As in Sudan, a nominal civil war waged within the Tigray region of Ethiopia was exacerbated by foreign entanglement and a flood of outside weaponry. In 2023, Gerjon’s Aircraft Finds, an aviation analysis Substack, published imagery indicating the import of guided bombs manufactured by Al Tariq, another EDGE subsidiary, for use by the Ethiopian Air Force, responsible for widespread civilian death during the Tigray war.
Anduril, most recently valued by private investors at over $30 billion, has a wide array of weapons in the U.S. and with its allies, including Australia and Taiwan. It works closely with the Department of Defense and has operated surveillance towers along the U.S.–Mexico border for nearly a decade. Its business has surged as it has cast its products as a vital tool in a tech arms race between the West and China, matching the company’s rhetoric positioning it as a lethal bulwark against autocracy.
Luckey has long cast his company as a defender of democracy. “Soldiers who defend western values should all be superheroes with superpowers,” he tweeted in 2019. In an interview that year, Luckey explained backing democratic allies against “rogue nations” around the world: “I like working with the British,” he said. “Everyone’s a little bit different but more or less we all believe in western values and democracy and universal human rights.”

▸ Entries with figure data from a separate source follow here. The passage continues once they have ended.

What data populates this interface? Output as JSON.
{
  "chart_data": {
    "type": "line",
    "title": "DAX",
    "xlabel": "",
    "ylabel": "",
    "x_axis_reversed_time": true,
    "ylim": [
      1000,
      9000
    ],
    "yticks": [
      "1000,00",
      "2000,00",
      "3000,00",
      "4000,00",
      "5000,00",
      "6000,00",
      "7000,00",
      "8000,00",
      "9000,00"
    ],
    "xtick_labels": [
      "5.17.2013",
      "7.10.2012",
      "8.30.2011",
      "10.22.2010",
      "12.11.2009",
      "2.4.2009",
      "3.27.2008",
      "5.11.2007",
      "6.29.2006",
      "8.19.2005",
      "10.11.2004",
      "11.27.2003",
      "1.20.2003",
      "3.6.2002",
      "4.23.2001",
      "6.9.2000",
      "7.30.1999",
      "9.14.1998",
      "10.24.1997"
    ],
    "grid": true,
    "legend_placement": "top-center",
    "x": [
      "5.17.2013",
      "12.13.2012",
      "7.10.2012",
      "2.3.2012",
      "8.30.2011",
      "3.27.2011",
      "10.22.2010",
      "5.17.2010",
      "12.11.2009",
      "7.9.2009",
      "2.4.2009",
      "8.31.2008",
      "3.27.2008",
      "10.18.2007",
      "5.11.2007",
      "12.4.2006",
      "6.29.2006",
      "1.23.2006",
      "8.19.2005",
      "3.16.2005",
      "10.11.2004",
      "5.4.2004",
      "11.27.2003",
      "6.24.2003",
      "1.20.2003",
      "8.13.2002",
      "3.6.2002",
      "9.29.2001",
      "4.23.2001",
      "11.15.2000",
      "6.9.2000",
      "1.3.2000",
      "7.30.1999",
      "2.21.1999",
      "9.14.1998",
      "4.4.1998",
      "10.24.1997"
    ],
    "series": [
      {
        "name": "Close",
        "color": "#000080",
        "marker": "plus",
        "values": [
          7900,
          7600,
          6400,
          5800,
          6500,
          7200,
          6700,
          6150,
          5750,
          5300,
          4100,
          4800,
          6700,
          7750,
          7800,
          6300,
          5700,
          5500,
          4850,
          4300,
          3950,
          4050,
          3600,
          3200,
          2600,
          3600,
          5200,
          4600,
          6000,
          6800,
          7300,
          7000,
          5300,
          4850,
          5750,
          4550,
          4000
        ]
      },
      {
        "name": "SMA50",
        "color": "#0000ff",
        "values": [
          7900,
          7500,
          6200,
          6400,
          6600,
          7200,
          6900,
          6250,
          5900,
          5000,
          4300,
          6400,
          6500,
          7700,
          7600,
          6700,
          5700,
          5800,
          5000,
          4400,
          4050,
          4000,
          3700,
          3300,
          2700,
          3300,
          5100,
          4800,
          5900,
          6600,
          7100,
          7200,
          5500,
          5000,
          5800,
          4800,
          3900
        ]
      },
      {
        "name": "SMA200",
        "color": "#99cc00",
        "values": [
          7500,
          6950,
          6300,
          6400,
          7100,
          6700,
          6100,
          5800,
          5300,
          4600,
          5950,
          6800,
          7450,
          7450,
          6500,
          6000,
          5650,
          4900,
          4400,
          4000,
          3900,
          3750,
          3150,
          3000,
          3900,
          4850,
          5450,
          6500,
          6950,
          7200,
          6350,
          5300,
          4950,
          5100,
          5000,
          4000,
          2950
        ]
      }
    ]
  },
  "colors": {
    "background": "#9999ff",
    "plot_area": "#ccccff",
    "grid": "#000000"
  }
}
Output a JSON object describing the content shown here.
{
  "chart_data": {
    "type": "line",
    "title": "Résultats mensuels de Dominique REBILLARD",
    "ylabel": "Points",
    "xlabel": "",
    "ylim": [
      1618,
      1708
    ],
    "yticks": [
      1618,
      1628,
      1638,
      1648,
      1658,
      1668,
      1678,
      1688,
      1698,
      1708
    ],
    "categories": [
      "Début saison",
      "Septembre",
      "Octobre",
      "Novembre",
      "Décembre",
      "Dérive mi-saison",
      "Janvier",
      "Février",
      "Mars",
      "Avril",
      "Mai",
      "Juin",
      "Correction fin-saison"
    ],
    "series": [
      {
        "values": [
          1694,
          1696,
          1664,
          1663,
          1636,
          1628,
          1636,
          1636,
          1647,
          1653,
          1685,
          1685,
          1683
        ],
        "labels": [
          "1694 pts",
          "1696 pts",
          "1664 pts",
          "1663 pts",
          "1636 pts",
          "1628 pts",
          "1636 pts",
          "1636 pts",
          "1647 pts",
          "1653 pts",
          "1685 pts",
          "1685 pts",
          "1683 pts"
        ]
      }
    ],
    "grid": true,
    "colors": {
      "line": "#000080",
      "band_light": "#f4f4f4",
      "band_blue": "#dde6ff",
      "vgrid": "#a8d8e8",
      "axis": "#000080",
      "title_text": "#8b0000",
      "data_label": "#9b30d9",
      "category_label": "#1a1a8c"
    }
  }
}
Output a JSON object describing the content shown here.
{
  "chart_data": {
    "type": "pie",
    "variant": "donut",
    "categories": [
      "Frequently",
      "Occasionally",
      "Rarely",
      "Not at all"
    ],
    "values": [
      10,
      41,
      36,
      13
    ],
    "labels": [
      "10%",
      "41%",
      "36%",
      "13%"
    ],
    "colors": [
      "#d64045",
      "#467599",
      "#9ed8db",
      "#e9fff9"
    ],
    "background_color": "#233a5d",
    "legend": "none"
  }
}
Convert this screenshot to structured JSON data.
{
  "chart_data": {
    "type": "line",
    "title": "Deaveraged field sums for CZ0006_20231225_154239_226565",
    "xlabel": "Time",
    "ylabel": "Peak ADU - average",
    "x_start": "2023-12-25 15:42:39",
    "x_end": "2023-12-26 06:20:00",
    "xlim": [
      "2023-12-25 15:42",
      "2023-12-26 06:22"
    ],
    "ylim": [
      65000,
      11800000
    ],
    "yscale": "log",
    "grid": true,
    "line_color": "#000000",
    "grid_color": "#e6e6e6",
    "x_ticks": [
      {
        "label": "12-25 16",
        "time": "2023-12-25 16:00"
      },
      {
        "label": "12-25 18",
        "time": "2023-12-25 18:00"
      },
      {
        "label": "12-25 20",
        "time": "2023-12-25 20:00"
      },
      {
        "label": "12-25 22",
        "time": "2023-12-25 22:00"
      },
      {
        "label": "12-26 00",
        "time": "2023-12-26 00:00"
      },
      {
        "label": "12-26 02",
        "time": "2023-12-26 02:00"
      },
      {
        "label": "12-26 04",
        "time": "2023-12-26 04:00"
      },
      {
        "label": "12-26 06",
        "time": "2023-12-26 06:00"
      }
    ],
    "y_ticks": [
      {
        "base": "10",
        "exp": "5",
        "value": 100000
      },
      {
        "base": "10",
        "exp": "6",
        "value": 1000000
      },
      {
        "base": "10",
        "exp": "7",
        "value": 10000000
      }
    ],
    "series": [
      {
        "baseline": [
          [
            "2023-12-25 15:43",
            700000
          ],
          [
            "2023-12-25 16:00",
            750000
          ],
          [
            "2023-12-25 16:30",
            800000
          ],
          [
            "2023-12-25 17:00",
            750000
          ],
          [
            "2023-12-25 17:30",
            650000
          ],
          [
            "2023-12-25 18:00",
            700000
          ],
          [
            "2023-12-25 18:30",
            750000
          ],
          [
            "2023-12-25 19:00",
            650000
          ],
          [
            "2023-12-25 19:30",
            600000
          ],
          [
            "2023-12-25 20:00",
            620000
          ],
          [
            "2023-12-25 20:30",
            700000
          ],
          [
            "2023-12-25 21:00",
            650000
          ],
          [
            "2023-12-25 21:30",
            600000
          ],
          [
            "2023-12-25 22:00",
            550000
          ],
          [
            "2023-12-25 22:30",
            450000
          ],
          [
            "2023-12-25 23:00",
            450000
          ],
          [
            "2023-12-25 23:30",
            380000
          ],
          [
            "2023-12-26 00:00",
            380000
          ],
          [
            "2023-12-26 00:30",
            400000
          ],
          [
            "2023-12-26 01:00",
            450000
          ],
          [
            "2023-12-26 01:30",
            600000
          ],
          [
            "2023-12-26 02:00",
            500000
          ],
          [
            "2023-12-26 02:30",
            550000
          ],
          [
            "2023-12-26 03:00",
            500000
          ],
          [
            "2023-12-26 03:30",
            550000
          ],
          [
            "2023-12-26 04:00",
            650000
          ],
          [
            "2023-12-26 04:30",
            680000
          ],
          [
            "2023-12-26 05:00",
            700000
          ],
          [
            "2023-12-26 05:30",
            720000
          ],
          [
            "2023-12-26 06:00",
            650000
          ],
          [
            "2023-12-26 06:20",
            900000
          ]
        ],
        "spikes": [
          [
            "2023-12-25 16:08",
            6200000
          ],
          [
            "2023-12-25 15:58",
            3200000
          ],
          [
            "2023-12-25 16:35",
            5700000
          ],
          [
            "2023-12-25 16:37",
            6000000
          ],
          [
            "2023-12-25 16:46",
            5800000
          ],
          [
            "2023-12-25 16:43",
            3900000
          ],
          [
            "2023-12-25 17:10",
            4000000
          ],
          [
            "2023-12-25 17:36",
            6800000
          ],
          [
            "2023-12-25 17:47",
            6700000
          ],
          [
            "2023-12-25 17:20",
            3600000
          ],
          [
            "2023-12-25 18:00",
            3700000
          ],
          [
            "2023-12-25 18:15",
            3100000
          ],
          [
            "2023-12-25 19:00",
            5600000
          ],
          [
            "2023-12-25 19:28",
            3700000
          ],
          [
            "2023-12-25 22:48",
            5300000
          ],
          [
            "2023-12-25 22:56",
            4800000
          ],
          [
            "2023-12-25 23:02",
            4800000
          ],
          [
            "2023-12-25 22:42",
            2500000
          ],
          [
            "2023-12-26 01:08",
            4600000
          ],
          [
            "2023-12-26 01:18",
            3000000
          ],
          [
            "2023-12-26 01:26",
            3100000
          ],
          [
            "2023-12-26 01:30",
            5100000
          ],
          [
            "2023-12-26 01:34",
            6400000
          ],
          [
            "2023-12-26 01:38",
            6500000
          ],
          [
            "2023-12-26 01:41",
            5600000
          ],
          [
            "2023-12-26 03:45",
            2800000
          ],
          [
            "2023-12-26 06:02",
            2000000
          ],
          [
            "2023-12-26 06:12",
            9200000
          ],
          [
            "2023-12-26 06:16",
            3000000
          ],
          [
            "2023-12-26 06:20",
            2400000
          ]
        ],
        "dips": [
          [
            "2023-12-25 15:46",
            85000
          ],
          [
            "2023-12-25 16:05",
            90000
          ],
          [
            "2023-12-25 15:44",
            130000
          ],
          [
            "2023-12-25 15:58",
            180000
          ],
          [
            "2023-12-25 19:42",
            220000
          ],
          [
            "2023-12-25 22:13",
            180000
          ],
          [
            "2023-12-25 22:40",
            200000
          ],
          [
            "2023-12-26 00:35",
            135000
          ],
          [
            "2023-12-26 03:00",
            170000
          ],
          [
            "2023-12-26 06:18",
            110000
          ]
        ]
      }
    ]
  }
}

Anduril co-founder Matt Grimm similarly advanced the company’s moral case for an arms race on human rights grounds, describing China in a 2024 interview as the world’s “greatest evil,” denouncing the Chinese state’s “basic approach to human rights.” Grimm added that “I think they’re conducting an ongoing genocide with their Uyghur population, I think their approach to free speech, to political speech, to religious freedom, are fundamentally antithetical to how the West values human life and how we think about human rights.”
“The fact of Anduril saying they’re an arsenal of democracy and partnering with EDGE Group, it’s obviously ridiculous,” said Perlo-Freeman, “but it’s part of the broader picture of Western democracies treating the UAE as a valued partner and ally and shielding them from consequences.”